Brownstein got this ball rolling when he asked Foxx, “What is the relationship like between your office and the mayor’s office?”
“How much did they affect your daily life, what you can do?” Brownstein added, “How would you describe the different mayors in their approach and their style?”
She already had told the audience a story Chicagoans are well familiar with — that she came to office in the wake of the Laquan McDonald scandal, where a white Chicago police officer shot the African American teen 16 times on Oct. 20, 2014.
Last Oct. 5, a jury found now imprisoned former Chicago Police Officer Jason Van Dyke guilty of second-degree murder and 16 counts of aggravated battery.
The McDonald case sent a political shock wave through Cook County, contributing to Foxx’s defeat of then-Cook County State’s Attorney Anita Alvarez and, to some degree perhaps, Emanuel’s decision not to seek another term.
“I think that having the mayor’s input or a seat at the table is absolutely essential. I think, you know, the previous mayor was very committed to Chicago being on the national stage as a world-class city,” she said.
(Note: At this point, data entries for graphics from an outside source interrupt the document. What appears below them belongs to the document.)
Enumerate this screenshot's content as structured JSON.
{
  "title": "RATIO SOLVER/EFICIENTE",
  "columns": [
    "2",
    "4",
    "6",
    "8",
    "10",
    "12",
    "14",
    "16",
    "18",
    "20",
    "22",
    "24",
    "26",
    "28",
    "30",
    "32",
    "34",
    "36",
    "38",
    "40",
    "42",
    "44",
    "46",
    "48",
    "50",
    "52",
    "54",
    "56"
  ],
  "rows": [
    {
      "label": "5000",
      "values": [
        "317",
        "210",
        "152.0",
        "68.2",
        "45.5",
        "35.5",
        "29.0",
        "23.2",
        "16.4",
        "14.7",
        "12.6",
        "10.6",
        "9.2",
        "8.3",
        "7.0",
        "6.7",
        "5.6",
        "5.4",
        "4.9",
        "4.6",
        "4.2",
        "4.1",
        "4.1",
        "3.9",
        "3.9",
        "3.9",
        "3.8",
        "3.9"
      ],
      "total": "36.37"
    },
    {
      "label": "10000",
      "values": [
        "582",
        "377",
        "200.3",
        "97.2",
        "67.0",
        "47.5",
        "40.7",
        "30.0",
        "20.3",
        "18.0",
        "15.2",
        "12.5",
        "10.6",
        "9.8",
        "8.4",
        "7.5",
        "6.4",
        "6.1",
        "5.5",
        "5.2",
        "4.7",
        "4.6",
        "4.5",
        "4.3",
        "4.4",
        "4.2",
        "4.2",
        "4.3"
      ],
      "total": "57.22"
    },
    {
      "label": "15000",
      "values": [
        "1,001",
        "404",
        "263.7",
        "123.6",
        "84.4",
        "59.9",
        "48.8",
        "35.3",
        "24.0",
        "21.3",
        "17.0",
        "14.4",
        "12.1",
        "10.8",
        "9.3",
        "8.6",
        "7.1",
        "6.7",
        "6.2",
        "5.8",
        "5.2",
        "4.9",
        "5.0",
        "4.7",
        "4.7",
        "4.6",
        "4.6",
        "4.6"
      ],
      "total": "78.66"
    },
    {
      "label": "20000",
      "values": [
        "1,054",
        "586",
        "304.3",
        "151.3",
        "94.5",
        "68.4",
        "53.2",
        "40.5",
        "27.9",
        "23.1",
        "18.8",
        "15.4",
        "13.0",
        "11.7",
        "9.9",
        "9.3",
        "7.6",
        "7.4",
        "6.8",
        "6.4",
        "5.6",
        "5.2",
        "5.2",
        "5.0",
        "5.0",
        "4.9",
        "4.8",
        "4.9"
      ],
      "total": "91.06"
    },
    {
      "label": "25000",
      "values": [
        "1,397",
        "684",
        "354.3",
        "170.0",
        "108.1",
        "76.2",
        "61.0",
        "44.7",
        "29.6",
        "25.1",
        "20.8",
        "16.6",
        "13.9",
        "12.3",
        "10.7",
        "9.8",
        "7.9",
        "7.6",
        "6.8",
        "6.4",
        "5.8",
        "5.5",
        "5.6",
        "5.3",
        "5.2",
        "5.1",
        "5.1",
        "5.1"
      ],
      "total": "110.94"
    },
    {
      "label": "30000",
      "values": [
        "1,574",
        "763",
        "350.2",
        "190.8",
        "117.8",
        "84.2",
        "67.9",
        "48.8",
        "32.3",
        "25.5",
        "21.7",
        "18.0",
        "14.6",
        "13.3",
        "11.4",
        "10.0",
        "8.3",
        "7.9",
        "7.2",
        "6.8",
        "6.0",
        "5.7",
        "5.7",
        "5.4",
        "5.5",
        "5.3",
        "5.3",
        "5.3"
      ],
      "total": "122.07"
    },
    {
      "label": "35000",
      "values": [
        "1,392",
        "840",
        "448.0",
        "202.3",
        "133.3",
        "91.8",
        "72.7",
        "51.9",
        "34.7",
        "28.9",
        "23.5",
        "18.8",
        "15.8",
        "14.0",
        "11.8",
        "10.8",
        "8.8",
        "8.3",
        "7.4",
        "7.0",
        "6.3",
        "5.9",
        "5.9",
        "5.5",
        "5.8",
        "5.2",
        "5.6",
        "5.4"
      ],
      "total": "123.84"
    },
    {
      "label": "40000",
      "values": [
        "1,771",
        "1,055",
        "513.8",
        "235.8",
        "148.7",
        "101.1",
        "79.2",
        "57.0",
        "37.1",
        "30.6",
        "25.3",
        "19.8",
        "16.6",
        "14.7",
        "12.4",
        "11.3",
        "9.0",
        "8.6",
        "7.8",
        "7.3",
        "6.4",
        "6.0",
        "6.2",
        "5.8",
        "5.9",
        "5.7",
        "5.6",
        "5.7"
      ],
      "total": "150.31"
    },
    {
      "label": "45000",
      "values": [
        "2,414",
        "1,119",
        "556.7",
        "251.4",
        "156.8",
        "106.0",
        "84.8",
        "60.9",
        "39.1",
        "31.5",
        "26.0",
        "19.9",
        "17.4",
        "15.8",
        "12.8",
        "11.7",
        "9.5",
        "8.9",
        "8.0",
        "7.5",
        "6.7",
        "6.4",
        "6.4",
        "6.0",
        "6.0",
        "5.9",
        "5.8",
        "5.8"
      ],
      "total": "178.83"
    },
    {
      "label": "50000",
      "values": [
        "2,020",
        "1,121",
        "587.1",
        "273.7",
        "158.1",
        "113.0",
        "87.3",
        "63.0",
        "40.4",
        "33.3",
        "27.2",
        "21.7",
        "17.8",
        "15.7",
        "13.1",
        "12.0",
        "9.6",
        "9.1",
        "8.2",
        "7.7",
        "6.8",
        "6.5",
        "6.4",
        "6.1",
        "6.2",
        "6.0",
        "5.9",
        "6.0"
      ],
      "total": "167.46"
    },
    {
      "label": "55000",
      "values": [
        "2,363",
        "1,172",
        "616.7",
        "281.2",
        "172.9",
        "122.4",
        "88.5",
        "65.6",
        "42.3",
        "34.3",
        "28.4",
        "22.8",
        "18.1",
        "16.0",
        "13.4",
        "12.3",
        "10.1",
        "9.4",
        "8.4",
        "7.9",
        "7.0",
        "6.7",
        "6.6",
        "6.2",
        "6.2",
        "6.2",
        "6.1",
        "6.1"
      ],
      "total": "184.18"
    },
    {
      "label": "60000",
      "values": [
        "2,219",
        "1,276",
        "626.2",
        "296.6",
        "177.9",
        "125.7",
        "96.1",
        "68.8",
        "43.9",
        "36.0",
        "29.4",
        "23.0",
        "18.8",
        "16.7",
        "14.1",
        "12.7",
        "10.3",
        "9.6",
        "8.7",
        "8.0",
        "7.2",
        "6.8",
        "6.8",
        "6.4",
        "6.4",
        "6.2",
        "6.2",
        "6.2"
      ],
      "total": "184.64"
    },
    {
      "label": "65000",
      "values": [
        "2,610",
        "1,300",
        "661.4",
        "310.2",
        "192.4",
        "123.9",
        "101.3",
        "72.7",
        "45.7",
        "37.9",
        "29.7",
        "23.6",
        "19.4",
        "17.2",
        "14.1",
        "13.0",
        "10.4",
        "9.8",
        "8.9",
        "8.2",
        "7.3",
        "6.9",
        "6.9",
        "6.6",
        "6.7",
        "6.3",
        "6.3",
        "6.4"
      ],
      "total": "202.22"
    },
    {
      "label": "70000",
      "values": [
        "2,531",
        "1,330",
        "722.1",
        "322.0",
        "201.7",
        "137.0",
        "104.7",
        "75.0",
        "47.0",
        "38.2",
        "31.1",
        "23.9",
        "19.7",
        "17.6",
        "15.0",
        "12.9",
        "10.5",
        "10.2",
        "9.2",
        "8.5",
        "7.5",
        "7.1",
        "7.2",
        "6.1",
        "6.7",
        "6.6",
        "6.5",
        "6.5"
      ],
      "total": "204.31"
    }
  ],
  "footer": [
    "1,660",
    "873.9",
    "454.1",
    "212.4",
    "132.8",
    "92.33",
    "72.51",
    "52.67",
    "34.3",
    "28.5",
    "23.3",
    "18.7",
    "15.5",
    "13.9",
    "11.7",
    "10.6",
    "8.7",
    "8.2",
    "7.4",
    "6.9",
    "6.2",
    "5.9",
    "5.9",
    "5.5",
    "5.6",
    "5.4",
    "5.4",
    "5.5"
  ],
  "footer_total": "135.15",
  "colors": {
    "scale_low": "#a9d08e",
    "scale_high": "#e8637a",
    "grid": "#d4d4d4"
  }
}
“And I think we all share that that sentiment. I’m a lifelong Chicagoan. However, in the projection of (Chicago as a) world-class city, there was a tendency to minimize the impact that violence was having on communities, minimize the distrust that communities — particularly communities of color — had.
“And so the level of engagement was very different. And I think there was a real growing animosity from people on the ground who say, ‘Listen, we can use the resources of the city. We’re not an afterthought. We cannot talk about policing and not talk about prosecution. And the mayor controlled the police.”
Foxx prefers Lightfoot over Emanuel, if that’s not clear. Lightfoot served on Foxx’s 2016 transition committee. Lightfoot took office in May, and Foxx said she has met with the mayor on “multiple occasions talking about gun violence, talking about bail reform, talking about juvenile justice reform” and curbing gun violence.
In the national context, Lightfoot came to office at a time of a growing movement to rethink criminal justice because of race-related charging and sentencing disparities and police use of excessive force.
Lightfoot counts herself as among the political progressives across the nation who are elected prosecutors; the matter of criminal justice reform is an issue that is part of the 2020 Democratic presidential primary conversation.
However, it is also one of the few areas of bipartisanship in Washington — Sen. Dick Durbin, D-Ill., worked with the Trump White House to pass the First Step Act reforms.
And because you may be wondering, there was no in-depth discussion regarding Foxx and the Jussie Smollett controversy, and no one in the audience asked about it.